Raze order filed at old Bermico building
Entities looking at grant opportunities


Dec. 16, 2015

 A disassembled truck sits outside the boarded-up Bermico building Tuesday afternoon in West Bend.
John Ehlke/Daily News

A soon-to-be completed environmental assessment report could control use of the former Bermico property in West Bend.

The city has filed a raze order with the Washington County Register of Deeds for the buildings at 2100 Northwestern Ave. The deadline for the property owner to object has passed. City and Washington County officials have a draft environmental assessment of the property on their desks waiting for review and changes, which could mean changes for the land’s use.

“The raze order has been filed, the windows are boarded up and the locks have been changed,” West Bend Administrator T.J. Justice said. “The tenants have moved and all equipment is gone.”

However, passersby will see there are vehicles onsite.

The property, declared unsafe by the city, unsanitary and unfit for human habitation, is owned by JBH Investments. Majority owner John Bagley has limited access to the building.

“The owner can enter the building under controlled access as deemed appropriate by the city inspector,” Justice said.

At a recent meeting of the Washington County Site Development Steering Committee, Justice announced a draft environmental assessment report will be part of a pitch for county funding.

The Daily News was denied access to the assessment.

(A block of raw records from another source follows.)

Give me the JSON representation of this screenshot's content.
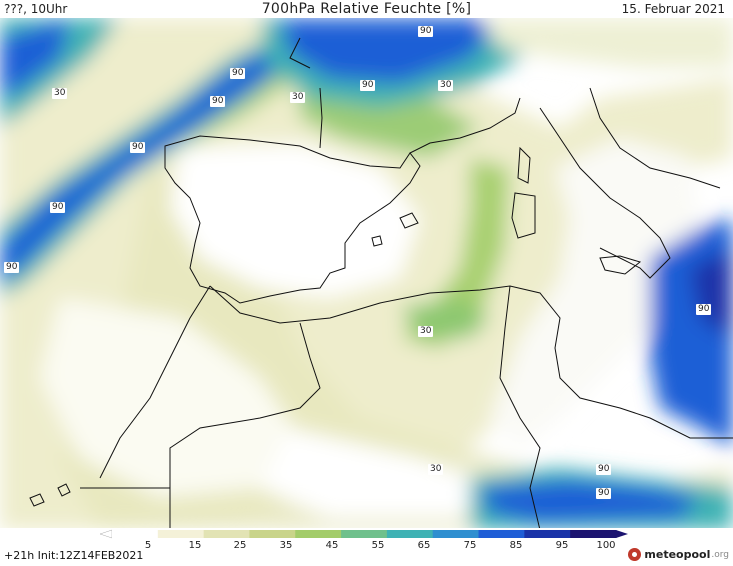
{
  "header": {
    "left": "???, 10Uhr",
    "title": "700hPa Relative Feuchte [%]",
    "date": "15. Februar 2021"
  },
  "map": {
    "contour_labels": [
      "90",
      "90",
      "90",
      "90",
      "30",
      "90",
      "30",
      "30",
      "90",
      "90",
      "90",
      "30",
      "90",
      "30",
      "90"
    ]
  },
  "legend": {
    "ticks": [
      "5",
      "15",
      "25",
      "35",
      "45",
      "55",
      "65",
      "75",
      "85",
      "95",
      "100"
    ],
    "colors": [
      "#ffffff",
      "#f4f1d8",
      "#e2e3b4",
      "#c9d48a",
      "#a3cc6a",
      "#6fc08c",
      "#3fb2b4",
      "#2f8fd0",
      "#1f5ed6",
      "#1a33a8",
      "#1c1470"
    ]
  },
  "footer": {
    "run": "+21h Init:12Z14FEB2021",
    "brand": "meteopool",
    "brand_suffix": ".org"
  }
}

“It’s still in draft form. I haven’t had the chance to even look at it yet,” said Debora Sielski, Washington County Deputy Planning and Parks administrator, who works with the committee. “We (the county and the city) still need to review it and make some possible changes. Once it’s in final form we can release it.”

The committee decides what properties qualify for financial assistance in assessing the cleanup and development of brownfield properties in the county. The funds can be used for environmental assessment, drilling or testing to locate contaminants and a development plan. The next phase would include testing for contaminants on the site. The county funds come from a federal grant and can’t be used for demolition or remediation.

“Our staff is still working on a redevelopment plan,” Justice said.

Bagley has fought a legal battle with the city over his attempts to redevelop the property. He said city officials have thrown as many roadblocks as possible in his way to prevent him from finishing his plans. In the past, Bagley accused city officials of coveting the property so it can be developed the way they want. He said he has spent thousands of dollars on repairs and cleanup. Bagley did not return calls for comment by deadline.

In May, Circuit Court Judge James Muehlbauer dismissed an attempt by the city to raze the building. On July 6, the city posted stop work orders on the property that said the building was unfit for human habitation. Justice said the order was imposed because the city had reason to believe work was done without proper permits. In September, the city filed the new raze order, which calls for the building to be razed and the site left in a “dust-free and erosion-free” condition. If the property owner does not demolish the buildings the city can, and subsequently add that cost to the property’s tax bill.

“It would be premature to say the city could possibly buy the property,” Justice said. “We appreciate that the owner has been cooperative now and we’re hoping a deal can be worked out that’s good for all the parties involved.”

West Bend 7th District Alderman Adam Williquette, representative of the district where the property is, said he could not comment on the issue because of “ongoing litigation.”